Como la historia no es tan solo cuestión de lo que ya ha pasado, sino que, desde el hoy, nos ayuda a resolver preguntas cuyas respuestas sean útiles para el mañana, esta edición se torna novedosa en los difíciles momentos que se viven en nuestra capital en relación con muchos temas sociales ya narrados por los historiadores.
Quisimos indagar uno de los que más angustia genera: las pandemias. Lo que sucedía en Santafé durante la Conquista y la Colonia, y cómo las enfrentaba la medicina de entonces. ¿Cómo operaba la medicina frente a la desigualdad social? ¿Existía algún compromiso contra la pobreza y la exclusión en esas épocas? ¿Era el tema de la medicina y la salud facilitador de algún principio de democracia?
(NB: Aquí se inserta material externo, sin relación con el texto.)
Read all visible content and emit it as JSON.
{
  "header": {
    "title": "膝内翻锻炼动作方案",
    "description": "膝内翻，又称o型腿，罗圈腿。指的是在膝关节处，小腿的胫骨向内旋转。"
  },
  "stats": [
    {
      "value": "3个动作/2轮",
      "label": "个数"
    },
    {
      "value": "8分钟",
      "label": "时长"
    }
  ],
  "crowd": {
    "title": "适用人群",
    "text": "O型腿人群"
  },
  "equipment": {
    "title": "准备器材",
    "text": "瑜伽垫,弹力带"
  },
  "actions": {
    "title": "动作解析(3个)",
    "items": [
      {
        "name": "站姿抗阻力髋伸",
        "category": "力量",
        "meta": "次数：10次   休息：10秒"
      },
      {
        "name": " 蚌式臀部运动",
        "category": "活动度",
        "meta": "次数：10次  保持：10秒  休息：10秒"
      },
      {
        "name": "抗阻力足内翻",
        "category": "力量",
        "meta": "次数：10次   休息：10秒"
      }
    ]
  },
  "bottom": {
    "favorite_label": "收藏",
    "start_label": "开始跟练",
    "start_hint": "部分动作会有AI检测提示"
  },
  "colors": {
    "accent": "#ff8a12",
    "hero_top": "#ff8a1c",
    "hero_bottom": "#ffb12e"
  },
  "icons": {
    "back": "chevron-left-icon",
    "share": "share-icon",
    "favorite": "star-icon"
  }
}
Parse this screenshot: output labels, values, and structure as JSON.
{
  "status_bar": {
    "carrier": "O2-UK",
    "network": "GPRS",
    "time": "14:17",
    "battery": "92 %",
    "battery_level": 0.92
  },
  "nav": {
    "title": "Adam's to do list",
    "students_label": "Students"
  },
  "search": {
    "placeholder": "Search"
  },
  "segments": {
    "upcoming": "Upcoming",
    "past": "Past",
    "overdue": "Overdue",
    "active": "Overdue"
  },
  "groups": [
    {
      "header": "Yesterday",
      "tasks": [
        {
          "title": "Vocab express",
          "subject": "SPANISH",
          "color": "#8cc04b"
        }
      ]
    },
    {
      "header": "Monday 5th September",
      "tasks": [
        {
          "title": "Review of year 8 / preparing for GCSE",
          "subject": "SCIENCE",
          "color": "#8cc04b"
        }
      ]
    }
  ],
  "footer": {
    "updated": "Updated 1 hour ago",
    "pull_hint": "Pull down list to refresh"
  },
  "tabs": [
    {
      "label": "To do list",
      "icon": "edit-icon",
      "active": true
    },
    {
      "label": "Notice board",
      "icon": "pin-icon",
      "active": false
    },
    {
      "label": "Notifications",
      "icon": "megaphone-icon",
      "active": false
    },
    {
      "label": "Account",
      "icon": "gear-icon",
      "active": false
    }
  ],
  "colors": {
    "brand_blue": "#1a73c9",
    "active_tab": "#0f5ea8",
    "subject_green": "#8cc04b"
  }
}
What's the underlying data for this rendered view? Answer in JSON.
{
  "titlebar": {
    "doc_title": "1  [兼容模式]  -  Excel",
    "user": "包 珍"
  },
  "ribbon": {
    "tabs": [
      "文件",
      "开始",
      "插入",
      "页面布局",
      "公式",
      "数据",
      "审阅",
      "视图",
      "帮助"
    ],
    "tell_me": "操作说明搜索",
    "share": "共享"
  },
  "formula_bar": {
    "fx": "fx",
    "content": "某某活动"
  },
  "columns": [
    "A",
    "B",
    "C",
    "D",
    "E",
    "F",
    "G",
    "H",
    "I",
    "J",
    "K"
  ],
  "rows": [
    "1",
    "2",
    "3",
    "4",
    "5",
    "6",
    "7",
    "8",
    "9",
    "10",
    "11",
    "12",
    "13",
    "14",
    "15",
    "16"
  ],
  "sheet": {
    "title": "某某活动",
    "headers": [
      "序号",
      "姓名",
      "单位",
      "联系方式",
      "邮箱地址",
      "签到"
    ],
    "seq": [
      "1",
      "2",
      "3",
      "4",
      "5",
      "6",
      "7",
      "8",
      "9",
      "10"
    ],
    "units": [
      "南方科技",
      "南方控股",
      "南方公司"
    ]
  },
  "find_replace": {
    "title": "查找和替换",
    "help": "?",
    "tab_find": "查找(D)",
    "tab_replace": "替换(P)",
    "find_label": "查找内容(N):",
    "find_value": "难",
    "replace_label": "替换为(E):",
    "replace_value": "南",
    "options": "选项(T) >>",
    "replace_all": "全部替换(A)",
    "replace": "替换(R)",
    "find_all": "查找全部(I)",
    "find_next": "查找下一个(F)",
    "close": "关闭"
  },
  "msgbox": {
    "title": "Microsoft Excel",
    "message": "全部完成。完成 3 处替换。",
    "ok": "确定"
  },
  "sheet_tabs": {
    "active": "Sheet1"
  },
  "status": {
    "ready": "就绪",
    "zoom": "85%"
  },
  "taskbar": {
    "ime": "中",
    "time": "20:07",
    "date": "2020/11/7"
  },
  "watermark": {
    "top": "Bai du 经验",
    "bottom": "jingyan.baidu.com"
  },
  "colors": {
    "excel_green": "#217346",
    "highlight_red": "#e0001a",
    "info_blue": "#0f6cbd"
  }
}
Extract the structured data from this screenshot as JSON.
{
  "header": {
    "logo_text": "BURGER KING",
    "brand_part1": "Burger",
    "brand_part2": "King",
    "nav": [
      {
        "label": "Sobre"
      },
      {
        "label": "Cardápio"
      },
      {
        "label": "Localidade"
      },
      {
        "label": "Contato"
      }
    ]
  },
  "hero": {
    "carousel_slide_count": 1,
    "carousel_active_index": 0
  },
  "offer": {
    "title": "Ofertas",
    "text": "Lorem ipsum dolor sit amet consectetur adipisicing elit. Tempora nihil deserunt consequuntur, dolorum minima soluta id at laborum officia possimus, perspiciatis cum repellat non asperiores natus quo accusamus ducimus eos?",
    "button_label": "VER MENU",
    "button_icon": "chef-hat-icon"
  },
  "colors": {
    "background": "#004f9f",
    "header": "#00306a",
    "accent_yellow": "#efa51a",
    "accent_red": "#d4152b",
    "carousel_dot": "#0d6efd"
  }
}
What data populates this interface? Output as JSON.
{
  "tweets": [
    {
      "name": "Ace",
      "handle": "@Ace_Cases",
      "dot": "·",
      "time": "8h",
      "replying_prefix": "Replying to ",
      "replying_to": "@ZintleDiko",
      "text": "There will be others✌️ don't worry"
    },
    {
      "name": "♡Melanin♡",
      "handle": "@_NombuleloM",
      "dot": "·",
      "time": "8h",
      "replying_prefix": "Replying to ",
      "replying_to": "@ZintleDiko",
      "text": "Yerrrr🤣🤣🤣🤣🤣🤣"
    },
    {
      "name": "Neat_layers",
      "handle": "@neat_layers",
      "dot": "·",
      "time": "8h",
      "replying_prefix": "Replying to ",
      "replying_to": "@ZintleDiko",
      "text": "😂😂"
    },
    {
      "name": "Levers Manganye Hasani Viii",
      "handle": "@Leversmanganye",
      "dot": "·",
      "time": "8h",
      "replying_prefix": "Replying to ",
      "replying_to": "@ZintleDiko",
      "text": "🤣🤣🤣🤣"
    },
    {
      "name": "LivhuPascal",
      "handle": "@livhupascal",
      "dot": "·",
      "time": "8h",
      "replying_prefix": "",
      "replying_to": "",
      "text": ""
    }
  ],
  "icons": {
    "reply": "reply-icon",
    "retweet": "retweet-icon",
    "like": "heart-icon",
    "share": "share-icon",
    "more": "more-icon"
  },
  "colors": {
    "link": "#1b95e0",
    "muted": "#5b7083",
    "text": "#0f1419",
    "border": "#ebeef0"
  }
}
Impacta la investigación de Julián Vargas Lesmes y su equipo, con redacción final de Alfredo Iriarte.
Un hecho más que sabido es la hecatombe que mermó la población aborigen del Nuevo Mundo con la llegada de los españoles llenos de enfermedades hasta entonces desconocidas, ante las cuales los nativos eran totalmente indefensos. Sarampión, sífilis, tifo, entre tantas otras, fueron las grandes tragedias de América que se presentaron al tiempo con la fundación de Santafé, cuya población fue diezmada a finales del siglo XVI por una epidemia de viruela. Con intervalos de decenios a lo largo del siglo XVII sucedieron pestes implacables, entre ellas el ‘tabardillo’, un tifo que parecía picaduras de pulga. Tan solo dejó viva a una quinta parte de la población indígena.
A las que no se pudieron identificar se las llamó ‘peste de los delirios’, ‘fiebre del Levante’, ‘tifo del Oriente’, ‘peste del Japón’, provenientes del Lejano Oriente. La lepra, mal de San Lázaro, se prevenía con el aislamiento severo de sus víctimas.
En 1633, un notario que trabajaba en la capital logró que, agonizantes, los enfermos le legaran en sus testamentos la totalidad o parte de sus bienes, por lo cual la pandemia se denominó peste de Santos Gil.
Incontables viudas, huérfanos y lisiados sobrevivieron a las pestes. Los infectados se arrojaban a la calle y morían entre fiebres, vómitos y el olor de sahumerios con los que se purificaba el aire. Las llamas y sombras de los pebeteros hacían tétricas las calles de Santafé. Los cadáveres se abandonaban frente a iglesias y casas vecinas hasta que se pudrían. Se dice que los únicos que deambulaban en ese escenario dantesco eran los clérigos con el Santísimo expuesto.
Las cuarentenas interrumpían la movilización y el comercio. Las peores hambrunas azotaban a los sobrevivientes. Ante la impotencia científica de la época, se cerraba la entrada a Santafé desde Honda y se improvisaban lazaretos en las afueras de la ciudad, que nunca estuvo lista para enfrentar esas emergencias. Se creía que el viento era el portador y que el contagio era producido por cercanía a los infectados. Por asepsia se quemaban las pertenecías de los enfermos.
La única fuerza confiable era la Divina Providencia con ruegos a la Virgen de Chiquinquirá, patrona contra las pestes. Todo era apocalipsis hasta que el sabio Mutis trajo a Santa Fe, en 1782, la primera defensa científica contra la viruela: la vacuna que, producto de la ignorancia, tuvo mucha resistencia. Ya en el siglo XXI, gracias al cielo y a la ciencia, “todo es igual, pero distinto”.